How to Create a Child Theme in WordPress

Setting up a WordPress child theme in two files

When you customise a WordPress theme by editing its files directly, every update overwrites your changes. A child theme solves this: it inherits all the styles and templates of the parent theme while letting you safely override only what you need.

Problem: How do you customise a WordPress theme without losing your changes every time the theme updates?

Solution: A child theme requires just two files. Create a new folder inside /wp-content/themes/ — for example, mytheme-child — and add these files to it.

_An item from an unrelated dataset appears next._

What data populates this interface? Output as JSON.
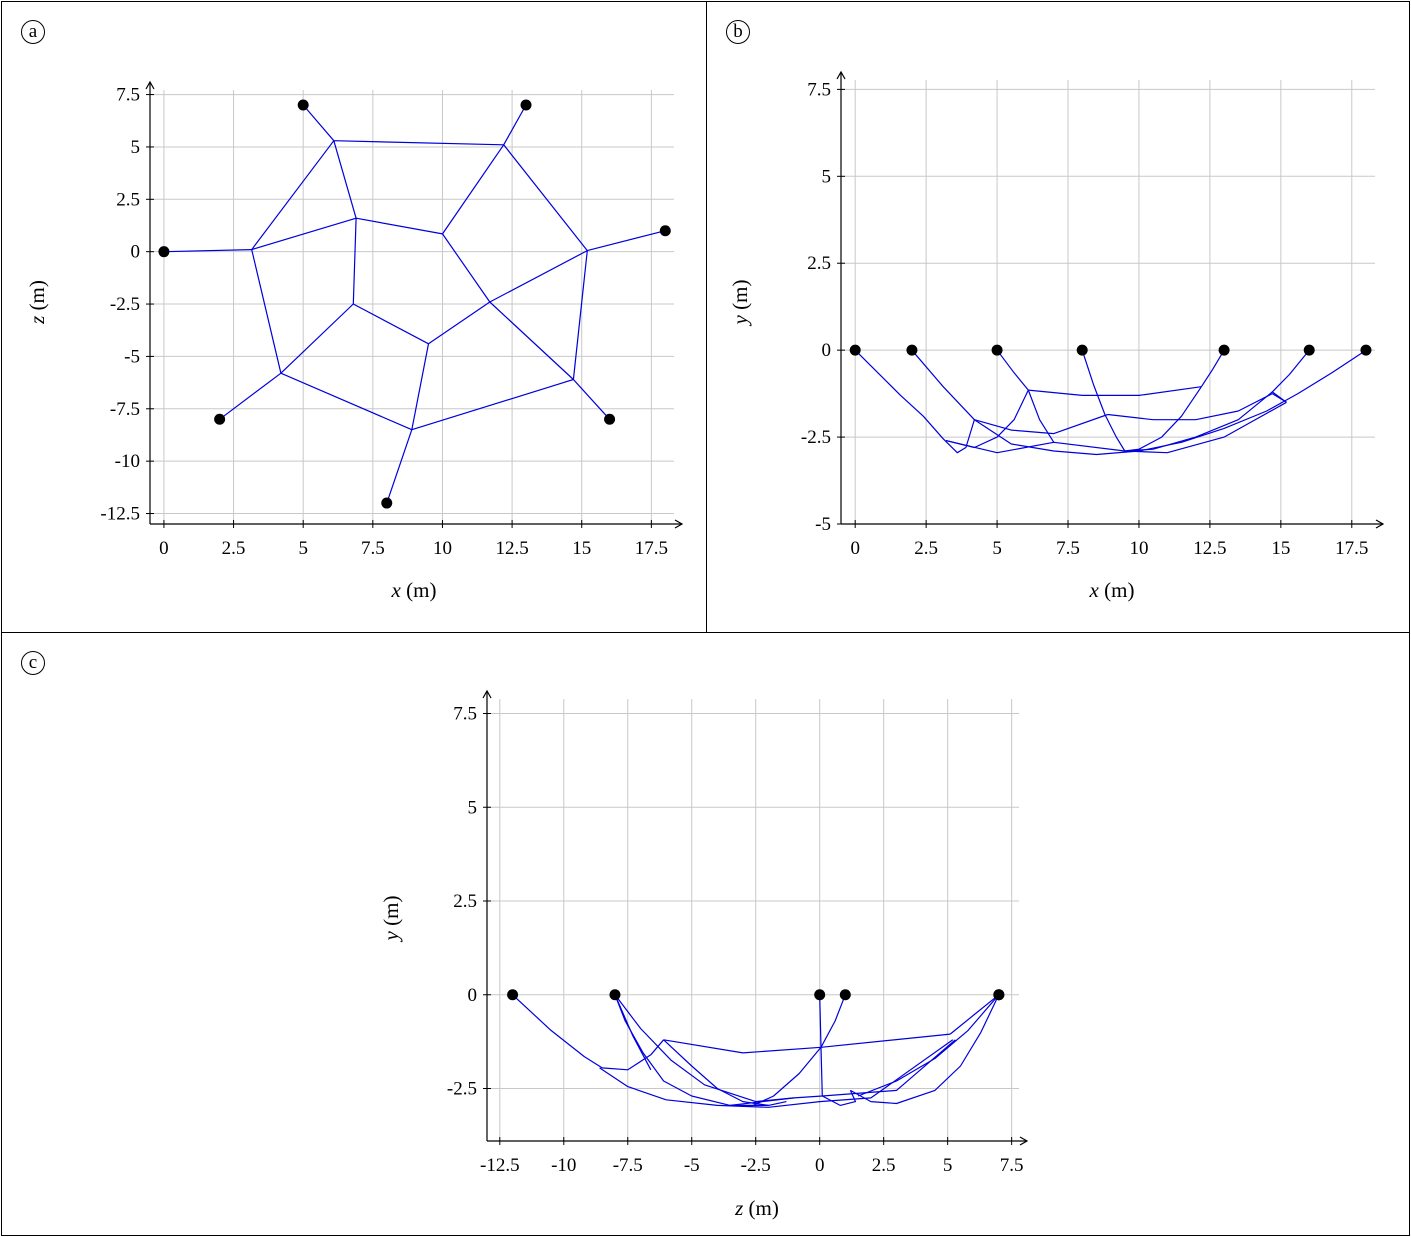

style.css — must include the Template header pointing to the parent theme's folder name:

/*
 Theme Name:   My Theme Child
 Template:     mytheme
*/

functions.php — enqueue both the parent and child stylesheets in the correct order:

add_action( 'wp_enqueue_scripts', 'child_theme_enqueue_styles' );

function child_theme_enqueue_styles() {
    $parent = 'mytheme-style'; // parent theme's main stylesheet handle

    wp_enqueue_style( $parent,
        get_template_directory_uri() . '/style.css'
    );
    wp_enqueue_style( 'mytheme-child-style',
        get_stylesheet_directory_uri() . '/style.css',
        [ $parent ],
        wp_get_theme()->get( 'Version' )
    );
}

After saving both files, go to Appearance → Themes, activate your child theme, and you're good to go.

NOTE: To override a parent template — say, single.php — simply copy it into your child theme folder and edit it there. WordPress automatically uses the child theme's version first.